Coming home

John Haddock (BA ’78)

John Haddock (BA ’78), former Alumni Council president and retired CEO of the Kitchener and Cambridge YMCAs, returns to Canada during the COVID-19 pandemic, cutting short his volunteer trip to Africa

Surprisingly, a YMCA career in Ontario communities was a pathway to volunteering in Africa.

Retirement has given me an opportunity to spend time on the ground, assisting the YMCA in more than 15 African countries as they serve their mission of Empowering Young People for the African Renaissance.

John Haddock

John Haddock (BA ’78), former Alumni Council president and retired CEO of the Kitchener and Cambridge YMCAs.

One week into my March 2020 tour of Africa, my trip was cut short due to the COVID-19 pandemic. I was in French-speaking Senegal, unplugged from the media and unaware of how rapidly things were changing back in Canada. It was unsettling to receive emails from family and friends indicating it was time to return home … NOW.

Once I decided to go, it couldn’t happen fast enough, making it hard to be patient during the 12-hour wait. Airports reveal the best and worst in people, so I was expecting the worst. However, my experience was very different. At times, while in the Dakar or Paris airports, I felt like I was on a movie set, with fewer travellers, quiet terminals and sombre people keeping their distance. With the majority of people wearing forms of protective gear, a palpable sense of fear was evident but not overt.

With few exceptions, travellers were overly respectful of others and were well served by the airport employees. Although there was a heightened level of attention, the pace of activity was actually slow and intentional.

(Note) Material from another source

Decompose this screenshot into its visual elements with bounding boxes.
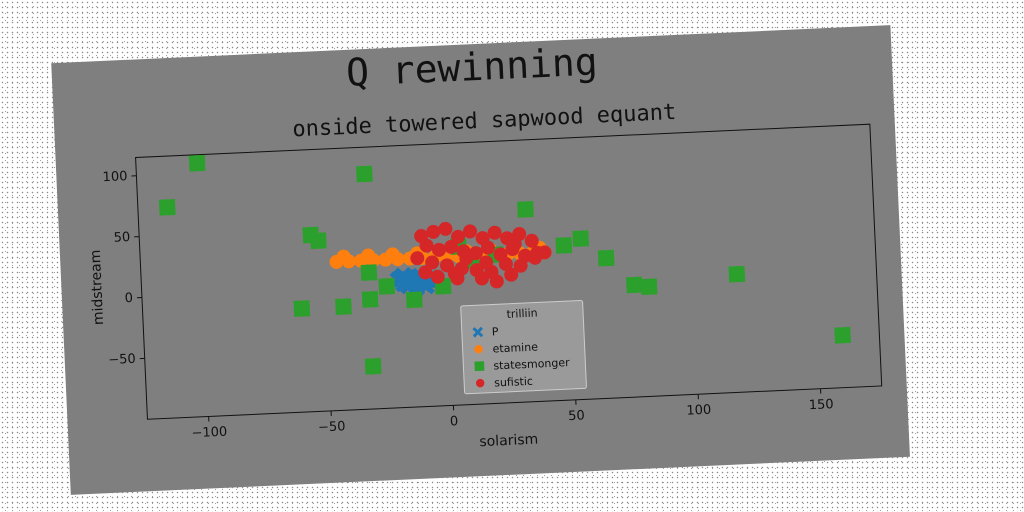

My most concerning experience occurred in Dakar, the capital city of Senegal, when the airport desk attendant provided me with my boarding pass for the flight from Dakar to Paris while advising me that the Air Canada flight from Paris to Toronto had been cancelled. The most joyous part was seeing the Air Canada plane arrive at the Paris airport and knowing I would be back in Canada in 10 hours.

The three days between deciding to return home and getting home went by quite slowly, but not as slowly as the 14-day self-isolation that I experienced upon my return. However, I was happier working through the certainty of a quarantine in Canada than any other alternative.

There is no doubt that most people are in a rush to have our world return to the comfort of normalcy. I am, like everyone else, questioning what normal will look like next year or even a month from now. I knew my travels in Africa would change and enrich my perspective, but never could I have imagined how deeply it would alter my outlook.